Performance of open-source and proprietary large language models in generating patient-friendly radiology chest CT reports.
Authors
Affiliations (5)
Affiliations (5)
- Department of Diagnostic and Interventional Radiology, Technical University Munich, Ismaninger Str. 22, 81675 Munich, Germany.
- Charité - Universitätsmedizin Berlin, corporate member of Freie Universität Berlin and Humboldt-Universität zu Berlin, Department of Radiology, Charitéplatz 1, 10117 Berlin, Germany.
- Institute of Radiology, Friedrich-Alexander-Universität Erlangen-Nürnberg and Uniklinikum Erlangen, Erlangen, Germany.
- Department of Diagnostic and Interventional Radiology, Technical University Munich, Ismaninger Str. 22, 81675 Munich, Germany; Department of Radiology and Nuclear Medicine, German Heart Center Munich, Lazarettstraße 36, 80636 Munich, Germany.

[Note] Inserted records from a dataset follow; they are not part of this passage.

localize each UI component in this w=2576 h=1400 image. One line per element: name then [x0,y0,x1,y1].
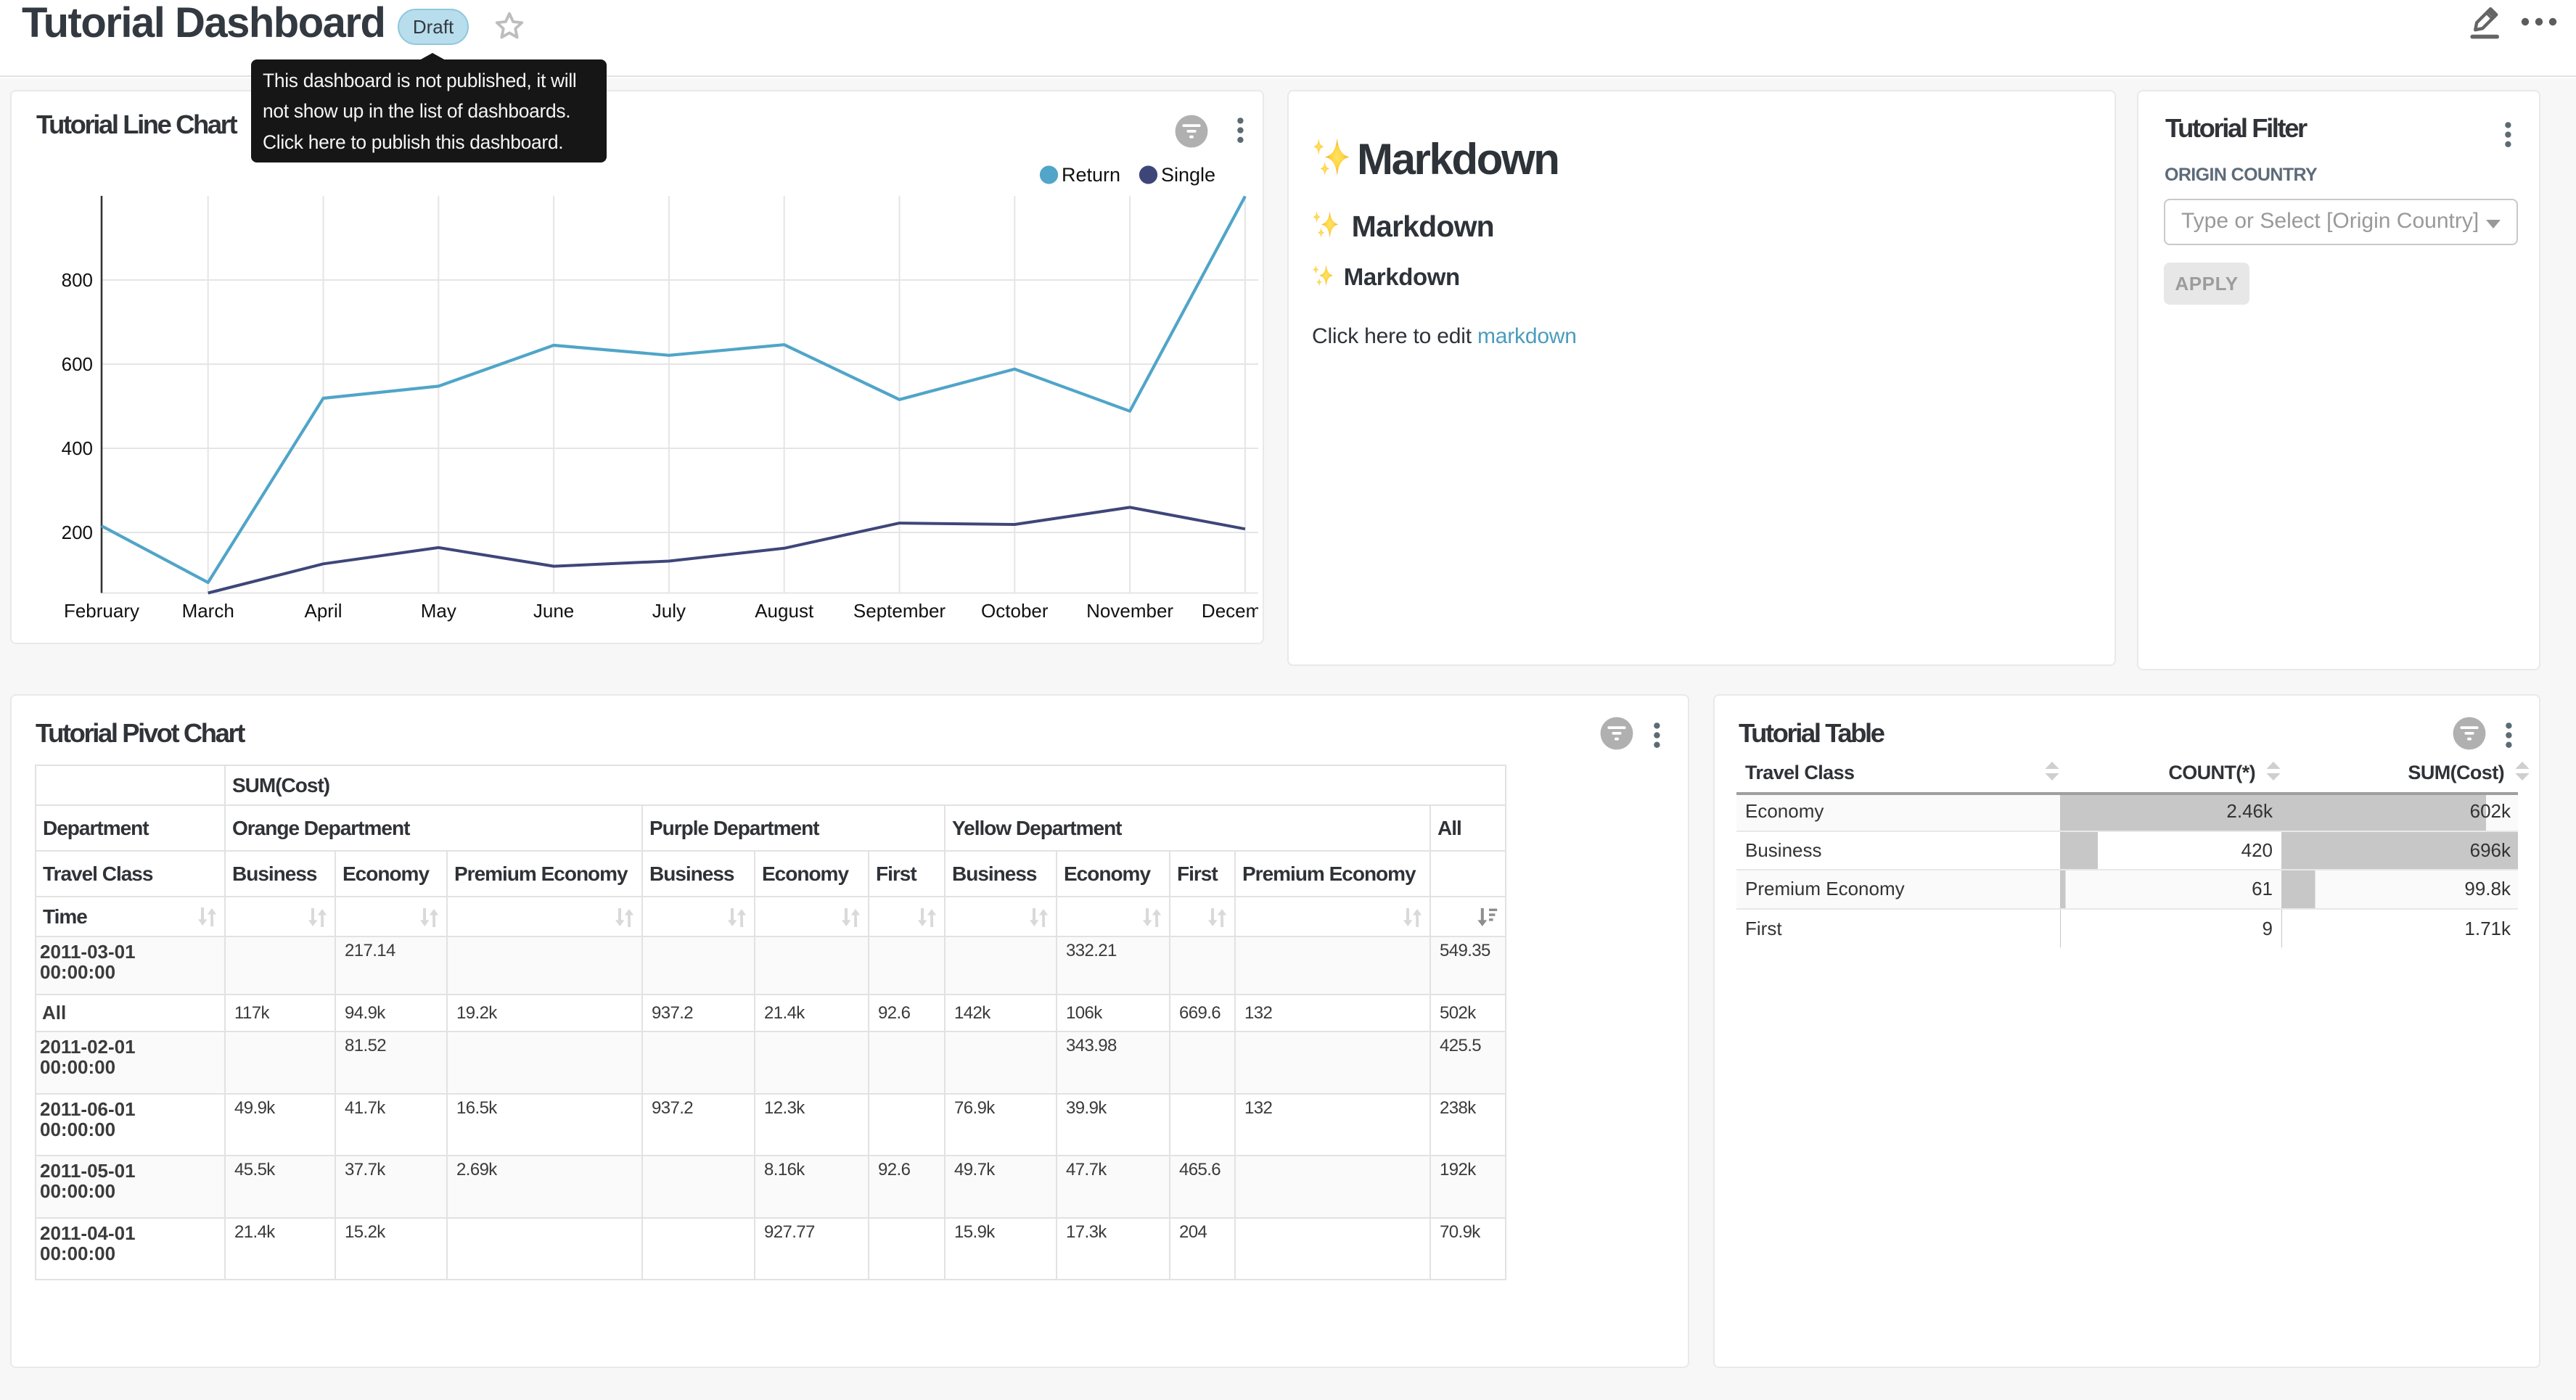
svg-text:600: 600 [62,353,93,375]
svg-text:June: June [533,600,574,622]
svg-text:March: March [182,600,234,622]
svg-text:July: July [652,600,686,622]
svg-text:September: September [853,600,946,622]
svg-text:October: October [981,600,1049,622]
svg-text:Single: Single [1161,164,1215,186]
svg-text:May: May [421,600,456,622]
svg-text:December: December [1202,600,1258,622]
svg-text:800: 800 [62,269,93,291]
svg-text:Return: Return [1062,164,1120,186]
svg-text:400: 400 [62,437,93,459]
svg-text:April: April [304,600,342,622]
svg-text:February: February [64,600,139,622]
svg-text:November: November [1086,600,1173,622]
svg-text:August: August [755,600,814,622]
svg-text:200: 200 [62,522,93,543]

- Department of Diagnostic and Interventional Radiology, Technical University Munich, Ismaninger Str. 22, 81675 Munich, Germany. Electronic address: [email protected].
Abstract
Large Language Models (LLMs) show promise for generating patient-friendly radiology reports, but the performance of open-source versus proprietary LLMs needs assessment. To compare open-source and proprietary LLMs in generating patient-friendly radiology reports from chest CTs using quantitative readability metrics and qualitative assessments by radiologists. Fifty chest CT reports were processed by seven LLMs: three open-source models (Llama-3-70b, Mistral-7b, Mixtral-8x7b) and four proprietary models (GPT-4, GPT-3.5-Turbo, Claude-3-Opus, Gemini-Ultra). Simplification was evaluated using five quantitative readability metrics. Three radiologists rated patient-friendliness on a five-point Likert scale across five criteria. Content and coherence errors were counted. Inter-rater reliability and differences among models were statistically assessed. Inter-rater reliability was substantial to near perfect (κ = 0.76-0.86). Qualitatively, Llama-3-70b was non-inferior to leading proprietary models in 4/5 categories. GPT-3.5-Turbo showed the best overall readability, outperforming GPT-4 in two metrics. Llama-3-70b outperformed GPT-3.5-Turbo on the CLI (p = 0.006). Claude-3-Opus and Gemini-Ultra scored lower on readability but were rated highly in qualitative assessments. Claude-3-Opus maintained perfect factual accuracy. Claude-3-Opus and GPT-4 outperformed Llama-3-70b in emotional sensitivity (90.0 % vs 46.0 %, p < 0.001). Llama-3-70b shows strong potential in generating quality, patient-friendly radiology reports, challenging proprietary models. With further adaptation, open-source LLMs could advance patient-friendly reporting technology.